TWST: With these unconventional plays that you touched on, what are the economics? I mean, are they much more profitable for the industry than the older plays?
Mr. Bellamy: I think that you can make 10% type of rates of return and $3, $4 level for some of these new shale plays. Devon (DVN), for example, just drilled a well that came on at a 30 million cubic feet a day rate in the Haynesville Shale, and that is a pretty sizable well. That's what you would have seen in the past from a big offshore well.
So depending on where you are drilling, those costs and how prolific these wells are, the breakeven costs can be pretty low. But in general, especially with conventional production, I think you need to see probably $5.50 or $6.00 before operators get comfortable with bringing production back online.
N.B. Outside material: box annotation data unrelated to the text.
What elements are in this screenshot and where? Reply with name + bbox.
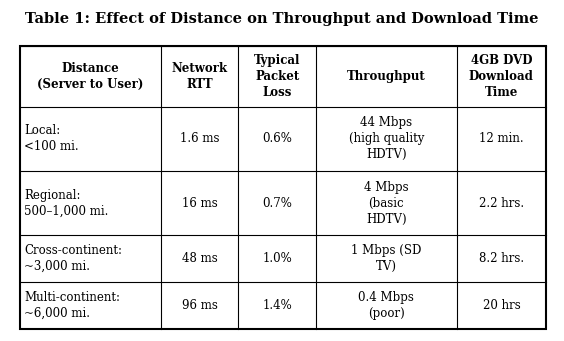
Text: 4 Mbps
(basic
HDTV): 4 Mbps (basic HDTV) <box>364 180 409 225</box>
Bar <box>20 46 546 329</box>
Text: Regional:
500–1,000 mi.: Regional: 500–1,000 mi. <box>24 189 109 218</box>
Text: 20 hrs: 20 hrs <box>483 299 520 312</box>
Text: 12 min.: 12 min. <box>479 132 524 145</box>
Text: 4GB DVD
Download
Time: 4GB DVD Download Time <box>469 54 534 99</box>
Text: 96 ms: 96 ms <box>182 299 217 312</box>
Text: Typical
Packet
Loss: Typical Packet Loss <box>254 54 300 99</box>
Text: 0.6%: 0.6% <box>262 132 292 145</box>
Text: 8.2 hrs.: 8.2 hrs. <box>479 252 524 265</box>
Text: 1.6 ms: 1.6 ms <box>180 132 219 145</box>
Text: Cross-continent:
~3,000 mi.: Cross-continent: ~3,000 mi. <box>24 244 122 273</box>
Text: 0.7%: 0.7% <box>262 196 292 209</box>
Text: Network
RTT: Network RTT <box>171 62 227 91</box>
Text: 44 Mbps
(high quality
HDTV): 44 Mbps (high quality HDTV) <box>349 116 424 161</box>
Text: 16 ms: 16 ms <box>182 196 217 209</box>
Text: 1.4%: 1.4% <box>262 299 292 312</box>
Text: 0.4 Mbps
(poor): 0.4 Mbps (poor) <box>359 291 415 320</box>
Text: Multi-continent:
~6,000 mi.: Multi-continent: ~6,000 mi. <box>24 291 120 320</box>
Text: 48 ms: 48 ms <box>182 252 217 265</box>
Text: 1 Mbps (SD
TV): 1 Mbps (SD TV) <box>351 244 421 273</box>
Text: Distance
(Server to User): Distance (Server to User) <box>37 62 143 91</box>
Text: Local:
<100 mi.: Local: <100 mi. <box>24 124 79 153</box>
Text: 2.2 hrs.: 2.2 hrs. <box>479 196 524 209</box>
Text: 1.0%: 1.0% <box>262 252 292 265</box>
Text: Throughput: Throughput <box>347 70 426 83</box>
Text: Table 1: Effect of Distance on Throughput and Download Time: Table 1: Effect of Distance on Throughpu… <box>25 12 539 26</box>
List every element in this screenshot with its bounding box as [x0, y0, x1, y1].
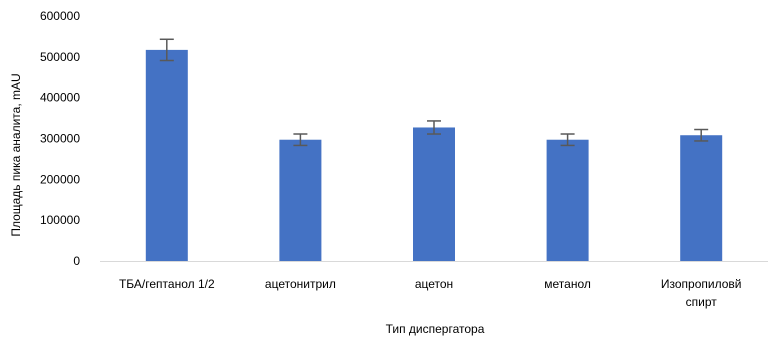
bar	[413, 127, 455, 261]
x-tick-label-line: ацетон	[415, 277, 453, 291]
x-tick-label-line: Изопропиловй	[661, 277, 742, 291]
error-bar	[159, 38, 174, 62]
y-tick-label: 0	[73, 254, 80, 268]
y-tick-label: 300000	[40, 132, 80, 146]
x-tick-label-line: ацетонитрил	[265, 277, 336, 291]
bar	[145, 49, 188, 262]
bars	[145, 49, 723, 262]
y-axis-ticks: 0 100000 200000 300000 400000 500000 600000	[40, 9, 80, 268]
x-tick-label-line: метанол	[544, 277, 591, 291]
x-tick-label-line: спирт	[686, 295, 718, 309]
bar	[546, 139, 589, 261]
x-axis-ticks: ТБА/гептанол 1/2 ацетонитрил ацетон метанол…	[119, 277, 742, 309]
error-bars	[159, 38, 709, 147]
y-tick-label: 100000	[40, 213, 80, 227]
y-tick-label: 200000	[40, 172, 80, 186]
y-tick-label: 400000	[40, 91, 80, 105]
bar	[279, 139, 322, 261]
x-tick-label: Изопропиловй спирт	[661, 277, 742, 309]
x-tick-label: ацетон	[415, 277, 453, 291]
error-bar	[293, 133, 308, 147]
y-axis-label: Площадь пика аналита, mAU	[9, 73, 23, 236]
x-tick-label: ацетонитрил	[265, 277, 336, 291]
error-bar	[560, 133, 575, 147]
x-tick-label-line: ТБА/гептанол 1/2	[119, 277, 215, 291]
error-bar	[694, 128, 709, 142]
bar	[680, 135, 723, 261]
x-tick-label: метанол	[544, 277, 591, 291]
error-bar	[427, 120, 441, 135]
x-axis-label: Тип диспергатора	[386, 322, 485, 336]
y-tick-label: 600000	[40, 9, 80, 23]
x-tick-label: ТБА/гептанол 1/2	[119, 277, 215, 291]
y-tick-label: 500000	[40, 50, 80, 64]
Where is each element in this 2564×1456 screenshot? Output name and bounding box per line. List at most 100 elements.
So I think prices will need to come back up in order to stimulate the drilling necessary to provide a base level amount of production in the U.S.
On the producers' side, the difference has really been hedging and location, and many of the firms that were underhedged and overlevered, some of those have gone away, some have been acquired. But certainly earnings have been poor in this downturn.
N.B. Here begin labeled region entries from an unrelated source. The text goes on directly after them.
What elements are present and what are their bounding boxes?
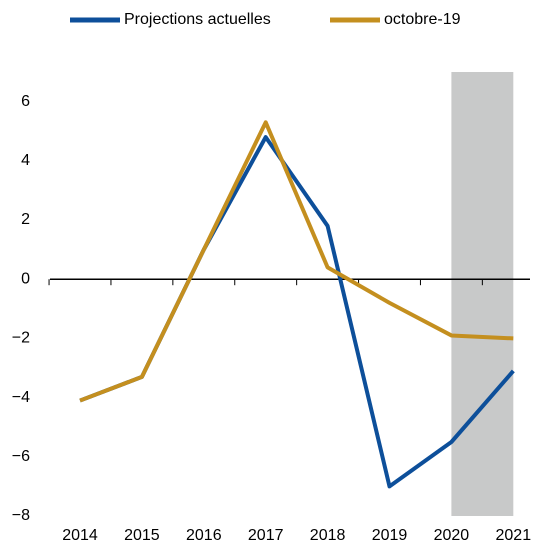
y-tick-label: 2 [21,211,30,228]
y-tick-label: −8 [12,507,30,524]
x-tick-label: 2018 [310,527,346,544]
x-tick-label: 2019 [372,527,408,544]
x-tick-label: 2021 [496,527,532,544]
y-tick-label: −4 [12,389,30,406]
x-tick-label: 2014 [62,527,98,544]
series-line [79,135,515,489]
y-tick-label: 4 [21,152,30,169]
y-tick-label: −6 [12,448,30,465]
x-tick-label: 2015 [124,527,160,544]
x-tick-label: 2020 [434,527,470,544]
y-tick-label: −2 [12,330,30,347]
x-tick-label: 2017 [248,527,284,544]
y-tick-label: 0 [21,270,30,287]
legend-label: octobre-19 [384,11,461,28]
x-tick-label: 2016 [186,527,222,544]
projection-band [451,72,514,516]
legend-label: Projections actuelles [124,11,271,28]
series-line [79,120,514,403]
y-tick-label: 6 [21,93,30,110]
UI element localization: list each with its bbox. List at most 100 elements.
Now looking forward, Chesapeake (CHK) which is one of the largest producers of gas in the country and certainly the largest firm with shale play exposure, has made an argument that there are essentially shale play haves and shale play have-nots. Those firms that don't have shale play exposure will have higher costs and ultimately won't do as well, or will be forced to do something else longer term.
TWST: Where should investors be looking at this point?
Mr. Bellamy: Well, it really depends on risk tolerance. So I'll give you a few answers. For investors who have higher risk tolerance, what I expect to see is the smaller-capitalization, higher-yielding, lower-liquidity MLPs with greater commodity price sensitivity outperform in 2010 as yields continue to compress, as the credit and equity markets continue to normalize and as the macroeconomic climate improves. That is for more aggressive investors with risk tolerance.
For investors seeking very stable distributions with no commodity price sensitivity, you are better off sticking with larger-cap, investment-grade MLPs. Those would include the traditional favorites, such as Enterprise Products (EPD), Kinder Morgan (KMP) and some smaller newcomers with large corporate C-Corp parents, such as El Paso Pipeline Partners (EPB) and Spectra Energy Partners (SEP).
In my coverage, my favorite natural gas-oriented play is Inergy LP, ticker NRGY, and I think the best-performing MLP of the next three years is likely to be Inergy Holdings LP, ticker NRGP, which is the general partner and owns incentive distribution rights in NRGY. Forty percent of their business is midstream and 60% is propane.
You have significant expansion projects in natural gas storage in the Marcellus Shale. Their assets are in New York and they are at the terminal of many of the pipelines that take natural gas from the Gulf Coast to the Northeast and consuming regions. I think NRGY is poised to grow substantially over the coming years. If I'm right, then the higher beta way to capitalize on that is through NRGP.
TWST: Anything else we should touch on?
Mr. Bellamy: What I'd like to point out would be the significant need for natural gas pipeline and storage infrastructure. The Interstate Natural Gas Association produced a report in October 2009 where they estimated total infrastructure needs for natural gas of between $133 billion to $210 billion through 2030, which equates to about $6 billion to $10 billion per year of investment.
Add to that, depending on what type of CO2 regime we get, another $25 billion to $100 billion in carbon dioxide capturing sequestration infrastructure, and you can see that the long-term investment horizon is pretty significant for gas infrastructure. MLPs are the most tax-efficient and logical vehicle through which most of this development should occur. And so I would describe the MLP sector as a whole and natural gas MLPs in particular as a secular growth industry with a very strong long-term positive outlook.